The importance of management
People work with managers because they want to be led. It is thus critical that when managers understand what leads people to be motivated, it can be used to motivate them and improve retention. Motivation is more than incentives. It is influenced by leadership skills that build the trust and understanding of team members. If employees know their leader cares about them as individuals and provides clear direction for the future, they are more likely to stay on the job.
Below are five reasons employees leave their jobs, and what managers can work on to decrease turnover.

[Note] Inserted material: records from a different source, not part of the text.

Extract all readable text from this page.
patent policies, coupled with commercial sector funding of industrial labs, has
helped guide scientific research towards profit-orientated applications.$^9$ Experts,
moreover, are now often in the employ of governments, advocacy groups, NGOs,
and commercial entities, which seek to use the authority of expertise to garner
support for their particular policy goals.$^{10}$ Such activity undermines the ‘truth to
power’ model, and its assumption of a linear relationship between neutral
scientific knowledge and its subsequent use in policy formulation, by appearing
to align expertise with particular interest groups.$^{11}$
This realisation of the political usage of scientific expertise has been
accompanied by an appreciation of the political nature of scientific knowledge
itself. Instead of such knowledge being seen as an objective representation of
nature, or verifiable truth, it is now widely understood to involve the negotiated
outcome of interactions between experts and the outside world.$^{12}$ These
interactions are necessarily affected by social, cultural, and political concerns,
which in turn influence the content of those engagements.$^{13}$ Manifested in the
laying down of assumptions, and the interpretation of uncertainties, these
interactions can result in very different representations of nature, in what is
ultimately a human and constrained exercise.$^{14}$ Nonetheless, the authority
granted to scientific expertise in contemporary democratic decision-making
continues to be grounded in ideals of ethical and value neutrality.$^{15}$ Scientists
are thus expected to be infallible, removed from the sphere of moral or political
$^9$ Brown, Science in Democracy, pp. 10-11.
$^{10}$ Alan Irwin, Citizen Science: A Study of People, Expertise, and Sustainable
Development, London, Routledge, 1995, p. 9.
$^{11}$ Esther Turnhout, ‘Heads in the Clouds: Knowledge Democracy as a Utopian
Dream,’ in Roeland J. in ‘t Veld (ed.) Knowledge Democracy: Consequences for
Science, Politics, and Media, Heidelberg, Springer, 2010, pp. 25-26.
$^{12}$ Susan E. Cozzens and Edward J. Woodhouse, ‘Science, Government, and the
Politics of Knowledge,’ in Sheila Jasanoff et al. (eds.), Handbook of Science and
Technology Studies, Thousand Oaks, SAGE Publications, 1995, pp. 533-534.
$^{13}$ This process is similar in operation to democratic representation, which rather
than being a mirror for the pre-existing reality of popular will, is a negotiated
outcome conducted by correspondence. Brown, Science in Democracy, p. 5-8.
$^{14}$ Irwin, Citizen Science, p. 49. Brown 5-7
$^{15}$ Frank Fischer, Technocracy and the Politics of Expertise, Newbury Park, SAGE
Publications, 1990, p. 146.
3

1. Engage in one-on-ones with your team members
Every employee has his or her own reason (or reasonsss) they quit. Most managers who care enough would probably ask for the reasons for leaving, but often that not only to receive a half-baked answer that hovers around the idea of ‘career progression’, ‘family commitment’, or worse, ‘personal reasons’. Whatever those mean, it’d probably be that these employees no longer prioritize the company, and you as the manager.
Engaging one on one with your employee builds on your informal authority, friendship, mentorship, and much more. It becomes an opportunity to really connect as two human beings wanting to achieve a common goal. Much like friendships, both parties contribute to give and receive directions, ideas, and resolve problems so that at the end of the day, both wins.
2. Praise publicly, criticize privately
The New York Times recently ran a fascinating story about the Baltimore Colts. Their quarterback (and Super Bowl hero) retired. What happened next is really the exact opposite of what you might expect. He has never spoken with the media since. Why? The owner wanted to leave a “great legacy” for his legacy. So, where does the message that praises or criticizes publicly work? In private. The reason is simple: the people will remember what is said privately as what was said publicly, and they will remember how you expressed it. And the idea that praising or criticizing in public is toxic is something that only lasts until the reporters hear the words coming from the mouth of the employee.
3. Help team members develop and grow
The other biggest reasons why employees leave are because they do not feel they are learning or developing in their job. They want more. And sometimes they don’t know how to ask for it. This is even more true if the job is mundane or the organization has become more bureaucratic. To combat this, show team members they are learning and growing and provide them with opportunities to share their new skills and knowledge with others. Team members will stay longer because they feel like their job is rewarding and motivating.
4. Build a trusting and supportive environment
Managers may think they’re being helpful when they praise a subordinate for their work, but if a subordinate feels poorly about their leader or their team, they’ll be far less likely to want to stay. Any time a manager belittles a subordinate, they set the bar for the other employees at the same level, and that setting can be hard to overcome. It’s important for a manager to be understanding, and to give the employee the time and space to work through difficulties. If the employee thinks the manager isn’t there for them, or if the manager doesn’t realize that the employee has their back, the employee may feel insecure and frustrated.
5. Offer flexible work hours
Whether it’s for something like health reasons, needing to pick up a sick child from school, or looking after elderly parents, few people can commit to a 9 to 6 job. So it’s important that a manager is sensitive to these needs. If your job is draining you or leaving you unable to do the very thing you are paid for, it’s time to ask for an alternative. Confidence and good decision making are vital qualities for business leaders. Of course, your business is only as good as its people.